As every good employer knows, the Americans with Disabilities Act prevents companies from discriminating against employees and applicants based upon their disabilities. But as a case demonstrates, repeated and/or company-wide failures to follow the ADA’s guidelines, including those which were part of the ADA Amendments Act passed a few years ago, can cost employers big money.
In 2013 the EEOC (Equal Employment Opportunity Commission) filed a class action suit against Georgia Power Company, an electric utility company headquartered in Atlanta, alleging multiple violations of the ADA. A consent decree settling the suit was filed with the court on Nov. 15, 2016. The total settlement award? $1,586,500.

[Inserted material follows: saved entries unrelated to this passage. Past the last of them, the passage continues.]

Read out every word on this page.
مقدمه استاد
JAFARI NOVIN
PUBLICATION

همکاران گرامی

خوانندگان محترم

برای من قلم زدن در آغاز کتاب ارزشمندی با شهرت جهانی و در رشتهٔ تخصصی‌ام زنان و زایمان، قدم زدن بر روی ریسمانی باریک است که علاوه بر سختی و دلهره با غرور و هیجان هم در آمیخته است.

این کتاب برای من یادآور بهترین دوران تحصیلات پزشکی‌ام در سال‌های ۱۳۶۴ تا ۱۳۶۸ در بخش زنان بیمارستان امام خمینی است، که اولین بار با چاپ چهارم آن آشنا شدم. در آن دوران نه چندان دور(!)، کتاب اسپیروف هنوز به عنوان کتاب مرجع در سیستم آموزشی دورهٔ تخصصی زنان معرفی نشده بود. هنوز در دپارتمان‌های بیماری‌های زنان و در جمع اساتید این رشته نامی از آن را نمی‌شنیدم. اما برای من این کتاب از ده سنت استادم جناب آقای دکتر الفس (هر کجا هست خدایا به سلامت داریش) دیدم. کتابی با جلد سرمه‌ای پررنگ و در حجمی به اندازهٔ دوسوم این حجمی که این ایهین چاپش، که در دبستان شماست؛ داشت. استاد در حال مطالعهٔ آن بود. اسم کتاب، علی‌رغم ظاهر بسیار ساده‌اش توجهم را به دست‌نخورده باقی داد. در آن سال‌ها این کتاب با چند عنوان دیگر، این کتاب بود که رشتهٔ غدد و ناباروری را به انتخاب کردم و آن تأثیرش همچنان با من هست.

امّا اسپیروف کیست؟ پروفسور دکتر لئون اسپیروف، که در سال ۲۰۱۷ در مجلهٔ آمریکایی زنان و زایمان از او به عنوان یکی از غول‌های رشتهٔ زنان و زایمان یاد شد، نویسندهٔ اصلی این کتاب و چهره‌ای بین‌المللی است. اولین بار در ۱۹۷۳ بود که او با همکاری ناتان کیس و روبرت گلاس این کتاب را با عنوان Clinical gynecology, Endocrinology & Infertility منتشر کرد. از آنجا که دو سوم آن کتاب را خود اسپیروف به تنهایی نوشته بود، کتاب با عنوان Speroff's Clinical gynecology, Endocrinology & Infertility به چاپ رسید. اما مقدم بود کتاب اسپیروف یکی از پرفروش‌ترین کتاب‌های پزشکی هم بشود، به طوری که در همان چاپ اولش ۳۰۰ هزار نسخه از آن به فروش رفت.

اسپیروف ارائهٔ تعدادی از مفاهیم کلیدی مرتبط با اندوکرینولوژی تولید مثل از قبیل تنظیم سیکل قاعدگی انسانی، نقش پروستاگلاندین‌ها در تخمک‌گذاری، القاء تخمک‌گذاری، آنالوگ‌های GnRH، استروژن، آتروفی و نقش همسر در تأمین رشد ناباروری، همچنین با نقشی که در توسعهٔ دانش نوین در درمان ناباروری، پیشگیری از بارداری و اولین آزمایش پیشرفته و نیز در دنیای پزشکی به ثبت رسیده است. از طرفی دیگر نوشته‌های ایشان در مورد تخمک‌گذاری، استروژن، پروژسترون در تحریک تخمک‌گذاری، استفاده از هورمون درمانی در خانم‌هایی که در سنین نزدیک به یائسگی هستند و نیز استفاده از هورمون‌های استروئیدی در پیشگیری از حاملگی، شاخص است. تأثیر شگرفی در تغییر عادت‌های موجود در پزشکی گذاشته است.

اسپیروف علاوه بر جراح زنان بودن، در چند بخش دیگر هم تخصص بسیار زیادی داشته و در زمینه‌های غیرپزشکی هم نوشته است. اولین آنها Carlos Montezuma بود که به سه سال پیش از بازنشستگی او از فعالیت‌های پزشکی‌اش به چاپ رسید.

The EEOC claimed that the Georgia Power Company committed multiple ADA violations by disregarding the opinions of treating physicians who provided documentation supporting the employees’ and applicants’ ability to work. Georgia Power simply refused to hire disabled applicants or return employees to work following medical absences, rather than conducting independent evaluations of each employee or applicant. Georgia Power was also accused of improperly automatically disqualifying employees and applicants under Georgia Power’s seizure policy or its drug and alcohol policy. The consent decree also requires Georgia Power to take additional steps in order to ensure that such violations do not continue in the future.
The law requires that a company consider an employee’s ability to work on a case-by-case basis. If you have questions about the ADA and whether your policy is in compliance with these laws, you should consult an attorney in order to protect your practice.